His supporters say these projects have already started to raise living standards in one of the world's poorest countries and would be jeopardised by any change of power.
President Tandja always says he will never let down his people, especially in hard moments when they need him.
And he tells foreign critics that he is "serving Niger and its people, not the international community".
But the opposition accuse him of trampling over Niger's new-found democracy.
They say his attempts to remain in power are little different from the military coups which people in Niger thought had been consigned to history.
Mr Tandja was born in 1938 in Maine Soroa, 1,400km (870 miles) east of the capital, Niamey.
He was raised in a family of shepherds. His father was of Arab descent, his mother was ethnically Kanuri.
He has a reputation as a pragmatist and his motto is: "To reconcile Niger's people with work."
He is known for his sense of justice and care towards the poor, needy and particularly rural people.
His ties with farmers and herdsmen have given him a reputation as a popular grassroots politician.
He has two wives and is the father of many children.
Niger has experienced long periods of military rule since independence from France in 1960.

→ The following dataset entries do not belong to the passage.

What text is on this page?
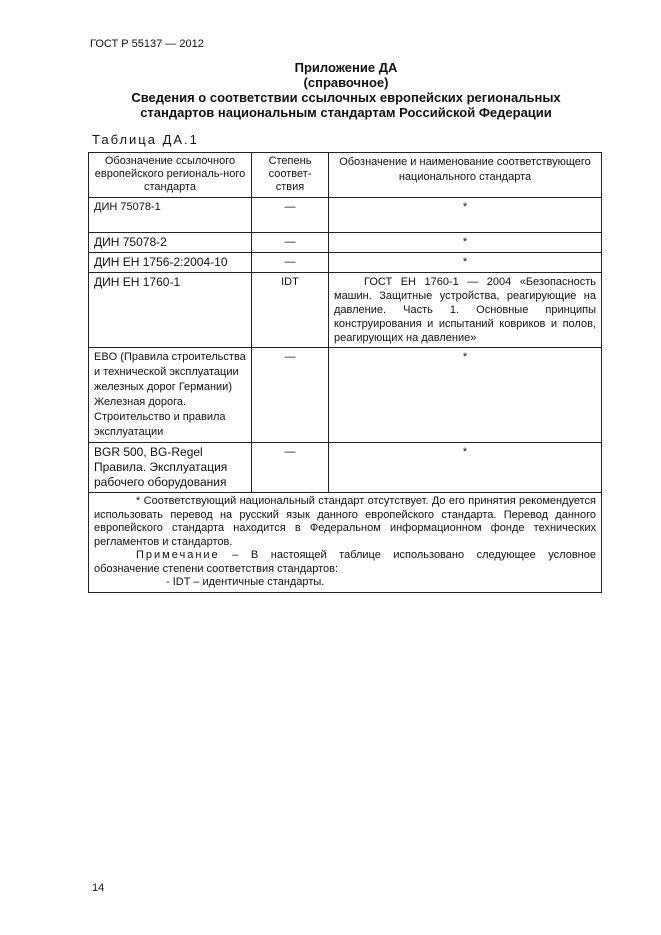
ГОСТ Р 55137 — 2012
Приложение ДА
(справочное)
Сведения о соответствии ссылочных европейских региональных
стандартов национальным стандартам Российской Федерации
Таблица ДА.1
Обозначение ссылочного европейского региональ-ного стандарта	Степень соответ-ствия	Обозначение и наименование соответствующего национального стандарта
ДИН 75078-1	—	*
ДИН 75078-2	—	*
ДИН ЕН 1756-2:2004-10	—	*
ДИН ЕН 1760-1	IDT	ГОСТ ЕН 1760-1 — 2004 «Безопасность машин. Защитные устройства, реагирующие на давление. Часть 1. Основные принципы конструирования и испытаний ковриков и полов, реагирующих на давление»
EBO (Правила строительства и технической эксплуатации железных дорог Германии) Железная дорога. Строительство и правила эксплуатации	—	*
BGR 500, BG-Regel Правила. Эксплуатация рабочего оборудования	—	*

* Соответствующий национальный стандарт отсутствует. До его принятия рекомендуется использовать перевод на русский язык данного европейского стандарта. Перевод данного европейского стандарта находится в Федеральном информационном фонде технических регламентов и стандартов.
Примечание – В настоящей таблице использовано следующее условное обозначение степени соответствия стандартов:
- IDT – идентичные стандарты.		
14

A retired army colonel, Mr Tandja first came to power in December 1999 following what the international community called "a fair and transparent democratic electoral process" just eight months after the country's most recent military takeover.
He was re-elected in 2004 - a first in Niger.
At the time, observers called it proof of Niger's "democratic maturity".
But before this double victory, President Tandja had already a taste of power.
In 1974 he took part in Niger's first military coup, ousting President Hamani Diori.
He was named interior minister and also served as an ambassador for many years.
It was not until 2005 that President Tandja's government experienced its first serious social crisis. Locust attacks and poor rainfall led to large-scale protests organised by civil society groups and opposition parties.
Civil society groups denounced hikes in the prices of basic commodities like sugar, milk and wheat flower. Opposition parties accused his government of "unprecedented and rampant corruption".
The government was heavily criticised for doing too little, too late to prevent the failed harvests turning into acute food shortages, affecting some 3.5 million people.
The government had rejected calls for the free distribution of food and instead subsidised the cost of staple foods.
But the very poorest said they still could not afford to buy enough to stave off hunger.
Journalists who reported on the scale of the problems were harassed.
And the president launched a scathing attack on UN aid agencies, accusing them of exaggerating the scale of the problems in order to get donor funds.
He also accused opposition parties of trying to gain political mileage out of the problems.
Analysts in Niger say Mr Tandja's handling of the 2005 crisis owes much to his experiences in 1974, when the government's failure to deal with the severe food shortages led directly to a coup.
However, he is now facing another major political crisis following his decision in May to hold a referendum to change Niger's constitution.
If passed, the move would grant him not only three extra years in power but also remove the limit on presidential terms of office, so he could seek re-election as many times as he wanted.